InstaPhone
- Company type: Private
- Industry: Telecommunication
- Genre: Subsidiary
- Founded: 1991
- Defunct: January 4, 2008 (License cancelled)
- Fate: License canceled
- Headquarters: Islamabad, Pakistan
- Key people: Iain Williams, CEO
- Products: InstaXcite, InstaPhone Postpaid
- Parent: Millicom International Cellular (former), Afreen Group (present)
- Website: https://www.instaphone.com

= Instaphone =

Instaphone was Pakistan's first mobile communication service. It was launched by M/s Pakcom Ltd., a telecommunications company and the industry pioneer in the country. The company was jointly owned by M/s Arfeen and Millicom International (Luxembourg) and was acquired in its entirety by the Arfeen Group later.

== History ==
In 1989, the Government of Pakistan awarded licences to mobile operators. M/s Pakcom Ltd. and M/s Paktel Ltd. won the bids and were granted 15-year licences. A third company (M/s Pakistan Mobile Telecommunication Ltd) was among the competitors, but did not meet the bid requirements.

The two companies raced to launch their cellular service and "Instaphone" won the race by a few weeks, when it launched its service on 16 October 1990 with 3 Radio Base Stations. Services were offered in Islamabad the following month. The cellular mobile exchange of both operators used Ericsson model AXE-10. Services at Peshawar were started in April 1991 as a satellite of the Islamabad exchange, linked via PTCL network. Quetta service began as a satellite of the Karachi exchange (linked via PTCL).

Billing was post-paid with Rs.5000/- as an initial deposit. Call data was stored on magnetic tapes that were sent to UK for printing of bills and the bills were then sent to customers, a 45+-day process. This delay led many to default after running up large bills. The call rate was Rs.4/- per minute for local calls charged to both (caller and responder). Such unpaid billing was Rs. 25 Million approx in June 1993.

The company's license was cancelled by the Pakistan Telecommunication Authority in January 2008 for unpaid license renewal fees totalling $291 million. Instaphone appealed the decision and filed a petition challenging the national Mobile Cellular Policy of 2004. Both actions were dismissed by the Islamabad High Court on April 14, 2009. The court extended the deadline for payment of the outstanding license fees to 6 May 2009.

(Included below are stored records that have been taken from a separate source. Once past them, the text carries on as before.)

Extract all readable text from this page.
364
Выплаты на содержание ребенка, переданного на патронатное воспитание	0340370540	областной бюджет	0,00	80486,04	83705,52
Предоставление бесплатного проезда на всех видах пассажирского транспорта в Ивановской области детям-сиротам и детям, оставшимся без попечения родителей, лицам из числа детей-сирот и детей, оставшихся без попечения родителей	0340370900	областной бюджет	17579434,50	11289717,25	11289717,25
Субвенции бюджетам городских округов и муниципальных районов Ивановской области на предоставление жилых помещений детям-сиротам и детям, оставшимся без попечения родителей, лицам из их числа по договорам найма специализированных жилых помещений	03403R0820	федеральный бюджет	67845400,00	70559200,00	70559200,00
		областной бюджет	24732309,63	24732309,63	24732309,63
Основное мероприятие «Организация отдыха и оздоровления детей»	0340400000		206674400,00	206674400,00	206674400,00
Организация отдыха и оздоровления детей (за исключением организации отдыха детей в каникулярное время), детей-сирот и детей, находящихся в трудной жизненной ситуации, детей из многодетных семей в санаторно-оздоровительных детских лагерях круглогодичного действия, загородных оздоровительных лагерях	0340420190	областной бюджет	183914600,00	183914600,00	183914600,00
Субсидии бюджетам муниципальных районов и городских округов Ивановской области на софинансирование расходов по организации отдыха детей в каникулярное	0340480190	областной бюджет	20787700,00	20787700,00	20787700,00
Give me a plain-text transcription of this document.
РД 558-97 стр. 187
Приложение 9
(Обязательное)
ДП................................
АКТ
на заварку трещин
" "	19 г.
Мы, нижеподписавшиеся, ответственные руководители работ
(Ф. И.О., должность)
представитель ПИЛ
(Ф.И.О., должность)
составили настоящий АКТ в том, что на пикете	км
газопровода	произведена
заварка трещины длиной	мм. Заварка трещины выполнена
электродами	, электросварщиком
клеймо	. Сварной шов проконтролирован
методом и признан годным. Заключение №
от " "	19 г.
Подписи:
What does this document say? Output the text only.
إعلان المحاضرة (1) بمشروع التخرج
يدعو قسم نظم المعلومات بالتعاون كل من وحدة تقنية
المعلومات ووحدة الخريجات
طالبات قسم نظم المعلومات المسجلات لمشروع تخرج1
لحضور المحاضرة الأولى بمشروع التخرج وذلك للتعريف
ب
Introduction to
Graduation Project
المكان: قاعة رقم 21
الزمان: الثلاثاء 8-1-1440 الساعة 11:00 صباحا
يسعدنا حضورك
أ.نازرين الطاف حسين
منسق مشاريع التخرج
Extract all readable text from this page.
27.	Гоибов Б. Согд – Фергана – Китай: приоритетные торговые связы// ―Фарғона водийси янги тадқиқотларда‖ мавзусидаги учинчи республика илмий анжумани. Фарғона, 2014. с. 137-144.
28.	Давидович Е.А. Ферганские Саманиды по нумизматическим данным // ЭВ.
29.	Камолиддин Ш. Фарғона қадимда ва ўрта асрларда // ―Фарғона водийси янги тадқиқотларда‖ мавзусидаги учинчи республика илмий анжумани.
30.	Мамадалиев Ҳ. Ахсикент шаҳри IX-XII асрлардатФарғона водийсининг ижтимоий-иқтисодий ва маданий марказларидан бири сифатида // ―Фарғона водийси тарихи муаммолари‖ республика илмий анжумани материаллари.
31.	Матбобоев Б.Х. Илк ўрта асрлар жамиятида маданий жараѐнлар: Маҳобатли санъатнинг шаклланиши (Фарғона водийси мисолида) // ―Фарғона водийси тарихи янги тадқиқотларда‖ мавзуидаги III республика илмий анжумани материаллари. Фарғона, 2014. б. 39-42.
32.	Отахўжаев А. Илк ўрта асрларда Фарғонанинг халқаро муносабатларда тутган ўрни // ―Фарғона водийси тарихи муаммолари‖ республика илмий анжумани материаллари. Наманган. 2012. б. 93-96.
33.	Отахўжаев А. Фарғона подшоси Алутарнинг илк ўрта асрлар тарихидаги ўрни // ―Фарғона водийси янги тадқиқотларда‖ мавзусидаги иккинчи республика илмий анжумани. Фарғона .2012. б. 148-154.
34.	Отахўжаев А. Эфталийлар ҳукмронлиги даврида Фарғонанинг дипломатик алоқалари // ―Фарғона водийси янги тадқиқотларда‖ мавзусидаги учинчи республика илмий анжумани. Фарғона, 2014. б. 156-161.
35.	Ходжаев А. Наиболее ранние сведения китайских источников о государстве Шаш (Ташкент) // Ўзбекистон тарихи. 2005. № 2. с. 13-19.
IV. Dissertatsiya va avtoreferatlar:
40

Instaphone eventually declared bankruptcy.

==Market share==
Before the company's license was canceled, It was ranked at the bottom in terms of market share.

Revenue, millions PKR.
| 2003-04 | 2004-05 | 2005-06 | 2006-07 |
| 3,196 | 2,693 | 1,539 | 472 |

==Technology migration strategy==
Instaphone had a unique migration strategy between analog service in the 1980s to the digital GSM network. Due to a lack of telephone number porting laws in Pakistan, Instaphone kept a large TDMA network from the 1990s up until the middle of the 2000s. Due to this rare TDMA presence, Pakistan was flooded with unlocked American and Canadian TDMA cellphones for Instaphone customers who were mostly business users at the time and needed to keep their established telephone numbers.

==TDMA grey market phones==
Many North American standard TDMA phones showed up in Dubai en route to Pakistan, usually bonded by third parties who kept satellite offices there. The majority of these North American phones were sold on the grey market allegedly laundering money for the Indian mafia. Hundreds of Pakistani immigrants across North America tried to take part in this opportunity and many lost their life savings over fraudulent letters of credit. The average shipment was approximately $30,000 USD of cellphones.